Email continuity services help ensure that email messages are always delivered to the intended recipients even if there is a temporary disruption in email delivery from one provider to another.

According to recent phishing statistics, 96% of phishing attacks arrive by email, specifically through email attachments and external links. And 75% of organizations worldwide have reported having experienced some form of phishing attack in 2020.

The problem is that even if you do everything right with your email security, external senders or recipients can leak your emails accidentally or deliberately. This can happen when working with third parties, such as a breached tech provider, an angry business partner, or even your accountant working in an unsafe system.

However, there's no reason to cancel all your partnerships with third-party providers, especially since their service may prove to be essential to your operations. Still, you should remain vigilant and develop a plan to protect your emails and employees, and monitor your third parties.

Things you should reconsider including in your emails

An alarming 88% of data breach cases occur due to human error. Therefore, your employees pose the highest risk of introducing phishing emails into your organization.

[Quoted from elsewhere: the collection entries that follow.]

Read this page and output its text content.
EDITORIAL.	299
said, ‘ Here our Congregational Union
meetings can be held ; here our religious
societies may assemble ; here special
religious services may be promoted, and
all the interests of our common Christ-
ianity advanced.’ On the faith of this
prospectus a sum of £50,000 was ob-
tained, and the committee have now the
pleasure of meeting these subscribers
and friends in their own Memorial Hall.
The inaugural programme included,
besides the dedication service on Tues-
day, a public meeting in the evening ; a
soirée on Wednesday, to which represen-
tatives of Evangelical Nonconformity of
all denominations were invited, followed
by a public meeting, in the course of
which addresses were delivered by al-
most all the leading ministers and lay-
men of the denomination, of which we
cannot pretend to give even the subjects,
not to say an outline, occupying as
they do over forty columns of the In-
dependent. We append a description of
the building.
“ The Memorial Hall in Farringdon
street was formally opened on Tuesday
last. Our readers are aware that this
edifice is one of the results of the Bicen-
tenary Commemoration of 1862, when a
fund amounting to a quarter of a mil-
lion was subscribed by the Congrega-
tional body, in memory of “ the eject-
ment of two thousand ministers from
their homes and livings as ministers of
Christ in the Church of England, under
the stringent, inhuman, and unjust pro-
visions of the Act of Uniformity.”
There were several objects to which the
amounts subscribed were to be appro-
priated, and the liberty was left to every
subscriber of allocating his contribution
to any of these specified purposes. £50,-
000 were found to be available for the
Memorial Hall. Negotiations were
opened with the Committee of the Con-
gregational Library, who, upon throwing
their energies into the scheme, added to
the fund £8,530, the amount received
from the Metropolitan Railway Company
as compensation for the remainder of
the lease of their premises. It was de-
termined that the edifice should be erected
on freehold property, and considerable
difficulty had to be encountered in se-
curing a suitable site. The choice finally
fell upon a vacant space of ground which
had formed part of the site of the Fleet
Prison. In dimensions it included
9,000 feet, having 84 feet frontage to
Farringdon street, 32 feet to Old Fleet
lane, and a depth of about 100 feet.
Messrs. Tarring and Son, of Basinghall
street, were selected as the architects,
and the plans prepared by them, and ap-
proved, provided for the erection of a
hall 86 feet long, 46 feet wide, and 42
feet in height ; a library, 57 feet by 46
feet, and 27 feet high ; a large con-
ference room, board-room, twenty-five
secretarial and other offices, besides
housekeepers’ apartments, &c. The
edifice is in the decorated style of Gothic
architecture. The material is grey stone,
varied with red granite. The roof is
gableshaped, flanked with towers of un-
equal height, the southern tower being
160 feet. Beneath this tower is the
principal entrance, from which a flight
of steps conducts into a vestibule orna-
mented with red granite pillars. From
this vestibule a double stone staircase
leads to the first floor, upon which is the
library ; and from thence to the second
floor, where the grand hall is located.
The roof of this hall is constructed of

With employees being the biggest targets of phishing emails because of their historical carelessness, they’re also the ones most likely to commit email-related mistakes, like sending emails to the wrong email address. Therefore, it’s crucial to train your employees about the mistakes they may make that may accidentally leak confidential data. Here are things that should never be included in work-related emails:

Personal business

Not only is conducting personal business during business hours considered unethical, but gossiping, joking, and criticizing colleagues or superiors can inadvertently leak private company information. Not only can these emails easily circulate by accident. Hackers may even end up with those emails, release them, and ruin your company’s reputation. When clients and customers hear about internal disputes or complaints, it will lower their trust in your organization.

Private data

Your personal and private data can make you the target of identity theft. Cybercriminals can also use it to trick you into believing that the email you’ve received is from a legitimate source. To protect yourself, don’t include any of the following in a work-related email: Passwords and other login credentials, Social security number, Credit card information, Bank details.

Email attachments

Email attachments can lead to accidental leakages of sensitive files. An alternative to email attachments is share links, which, unlike email attachments, have the option for security features. Share links also allow the ability to track who opens them and set an expiration on when they can be accessed. Most importantly, access to share links can be revoked; but once you send out an email, it cannot be retrieved, and the recipient will have the email attachment for as long as they wish.

Crafting a plan to monitor your third parties

To approach and manage third-party risk, your organization should craft a third-party risk management program. The framework should be based on third-party relationships, legal and regulatory requirements, and assessed levels of risk. Remember to List all third-party vendor relationships and properly address their domains and senders in your email security systems. Watch out for their DMARC records and other liabilities and establish a contingency plan for events such as data breaches.